First, as the ■ District Court stressed, Anderson has complained that nutraloaf is “disgusting,” but has not alleged that it is unhealthful or caused him to suffer any side effects. Therefore, in this case, “a temporary Nutraloaf diet does not deny the minimal civilized measure of life’s necessities, [and] its use [thus] falls short of the threshold deprivation necessary to form the basis of an Eighth Amendment violation.” LeMaire v. *894 Maass, 12 F.3d 1444, 1456 (9th Cir.1993). Further, while Anderson avers that the light in his cell was illuminated for just three hours each evening, he has not challenged the defendants’ evidence that his cell had a window that let in sufficient natural light during the day. See Peterkin v. Jeffes, 855 F.2d 1021, 1026-27 (3d Cir.1988). We likewise agree with the District Court that Anderson was not subjected to cruel and unusual punishment when his mattress was removed during the day (and returned at night). See Franklin v. Lockhart, 883 F.2d 654, 654-55, 657 (8th Cir.1989); see generally Peterkin, 855 F.2d at 1027.
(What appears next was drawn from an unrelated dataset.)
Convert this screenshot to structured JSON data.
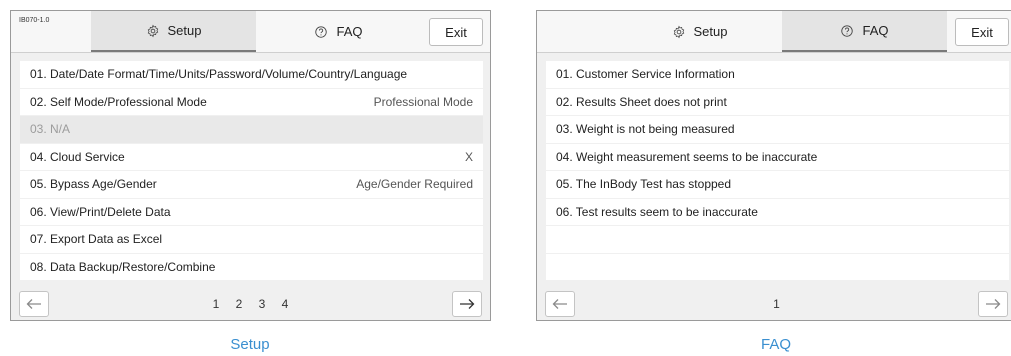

The District Court also correctly grant- ' ed judgment to the defendants on Anderson’s claim concerning his cell’s temperature. While he complains that it was cold, he presented no evidence (or even allegations) establishing the “severity of the cold.” Dixon v. Godinez, 114 F.3d 640, 644 (7th Cir.1997). The defendants have shown that the entire prison was cooled during the summer (the period relevant here) by central air conditioning, that all the cells were the same temperature, and that no other prisoners complained. Further, Anderson acknowledges that he was given a blanket at night, which is when he says his cell was the coldest. In these circumstances, Anderson’s concluso-ry statement that his cell was cold is insufficient to withstand summary judgment. See Kirleis v. Dickie, McCamey & Chilcote, P.C., 560 F.3d 156, 161 (3d Cir.2009); cf. Corselli v. Coughlin, 842 F.2d 23, 27 (2d Cir.1988) (reversing summary judgment in favor of prison officials where the inmate alleged that he was exposed temperatures so cold that ice formed in the toilet bowl of his cell). 1

We will, however, vacate the District Court’s judgment as to Anderson’s retaliation claim. To establish a claim of retaliation , under the First Amendment, Anderson must show that (1) the conduct in which he was engaged was constitutionally protected; (2) he suffered adverse action at the hands of prison officials; and (3) his constitutionally protected conduct was a substantial or motivating factor in the decision to take the adverse action. Rauser v. Horn, 241 F.3d 330, 333-34 (3d Cir.2001). The District Court concluded that Anderson’s claim failed because he did not actually testify in Commonwealth v. Williams, and because he was “treated as any other prisoner serving a life sentence.” Each of those conclusions is problematic.

First, we have held that an individual has a First Amendment right to respond to a subpoena and testify in a third party’s case. See Pro v. Donatucci, 81 F.3d 1283, 1290 (3d Cir.1996). This right extends to prisoners like Anderson.